To show all of the metrics in a table, run:
evaluator.metrics
To show all of the charts, run:
evaluator.show_in_notebook(perfect=True)
Important parameters:
If
perfect
is set to True, ADS plots a perfect classifier for comparison in Lift and Gain charts.If
baseline
is set to True, ADS won’t include a baseline for the comparison of various plots.If
use_training_data
is set True, ADS plots the evaluations of the training data.If
plots
contain a list of plot types, ADS plots only those plot types.
This code snippet demonstrates how to add a custom metric, a \(F_2\) score, to the evaluator.
from ads.evaluations.evaluator import ADSEvaluator
evaluator = ADSEvaluator(test, models=[modelA, modelB, modelC modelD])
from sklearn.metrics import fbeta_score
def F2_Score(y_true, y_pred):
return fbeta_score(y_true, y_pred, 2)
evaluator.add_metrics([F2_Score], ["F2 Score"])
evaluator.metrics
Fairness Metrics¶
Added in version 2.6.1..
Fairness metrics will be automatically generated for any feature specified in the protected_features
argument to the ADSEvaluator
object. The added metrics are:
Equal Odds: For each of the protected_features specified, Equal Odds is a ratio between the positive rates for each class within that feature. The closer this value is to 1, the less biased the model and data are with respect to the feature, F. In other terms, for a binary feature F with classes A and B, Equal Odds is calculated using the following formula:
\[\frac{P(\hat{y}=1 | Y=y,F=A)}{P(\hat{y}=1 | Y=y,F=B)}\]Equal Opportunity: For each of the protected_features specified, Equal Opportunity is a ratio between the true positive rates for each class within that feature. The closer this value is to 1, the less biased the model is with respect to the feature F. In other terms, for a binary feature F with classes A and B, Equal Opportunity is calculated using the following formula:
\[\frac{P(\hat{y}=1 | Y=1,F=A)}{P(\hat{y}=1 | Y=1,F=B)}\]Statistical Parity: For each of the protected_features specified, Statistical Parity is a ratio between the prediction rates for each class within that feature. The closer this value is to 1, the less biased the model and data are with respect to the feature F. In other terms, for a binary feature F with classes A and B, Statistical Parity is calculated using the following formula:
\[\frac{P(\hat{y} | F=A)}{P(\hat{y} | F=B)}\]
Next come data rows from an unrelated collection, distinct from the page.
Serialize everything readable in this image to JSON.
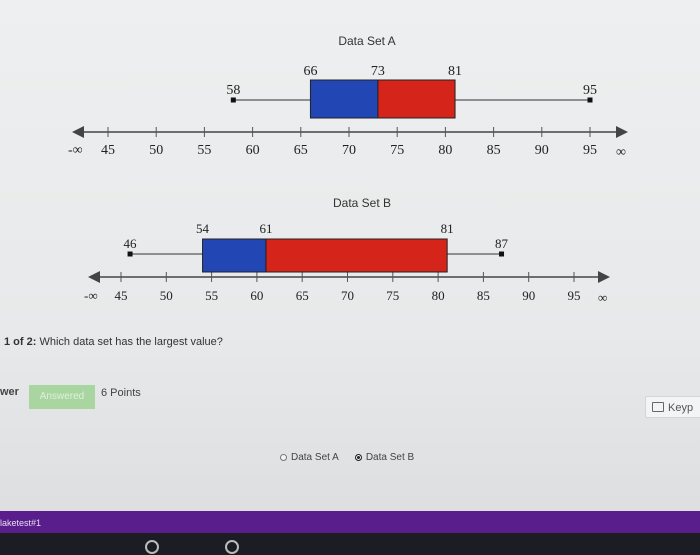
{
  "chart_data": [
    {
      "type": "box",
      "title": "Data Set A",
      "min": 58,
      "q1": 66,
      "median": 73,
      "q3": 81,
      "max": 95,
      "axis_ticks": [
        45,
        50,
        55,
        60,
        65,
        70,
        75,
        80,
        85,
        90,
        95
      ],
      "axis_left_label": "-∞",
      "axis_right_label": "∞",
      "colors": {
        "lower_box": "#2346b5",
        "upper_box": "#d52419"
      }
    },
    {
      "type": "box",
      "title": "Data Set B",
      "min": 46,
      "q1": 54,
      "median": 61,
      "q3": 81,
      "max": 87,
      "axis_ticks": [
        45,
        50,
        55,
        60,
        65,
        70,
        75,
        80,
        85,
        90,
        95
      ],
      "axis_left_label": "-∞",
      "axis_right_label": "∞",
      "colors": {
        "lower_box": "#2346b5",
        "upper_box": "#d52419"
      }
    }
  ],
  "question": {
    "prefix": "1 of 2:",
    "text": "Which data set has the largest value?"
  },
  "answer_label": "wer",
  "status_badge": "Answered",
  "points": "6 Points",
  "keypad_label": "Keyp",
  "options": [
    {
      "label": "Data Set A",
      "selected": false
    },
    {
      "label": "Data Set B",
      "selected": true
    }
  ],
  "taskbar_label": "laketest#1"
}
The following plots are added to explain the fairness metrics:
Equal Odds Bar Chart: False Positive Rate bar chart by protected feature class
Equal Opportunity Bar Chart: True Positive Rate bar chart by protected feature class
Statistical Parity Bar Chart: Number of positive predictions by protected feature class
If protected_features
contains a list of column names in data.X, ADS will generate fairness metrics for each of those columns.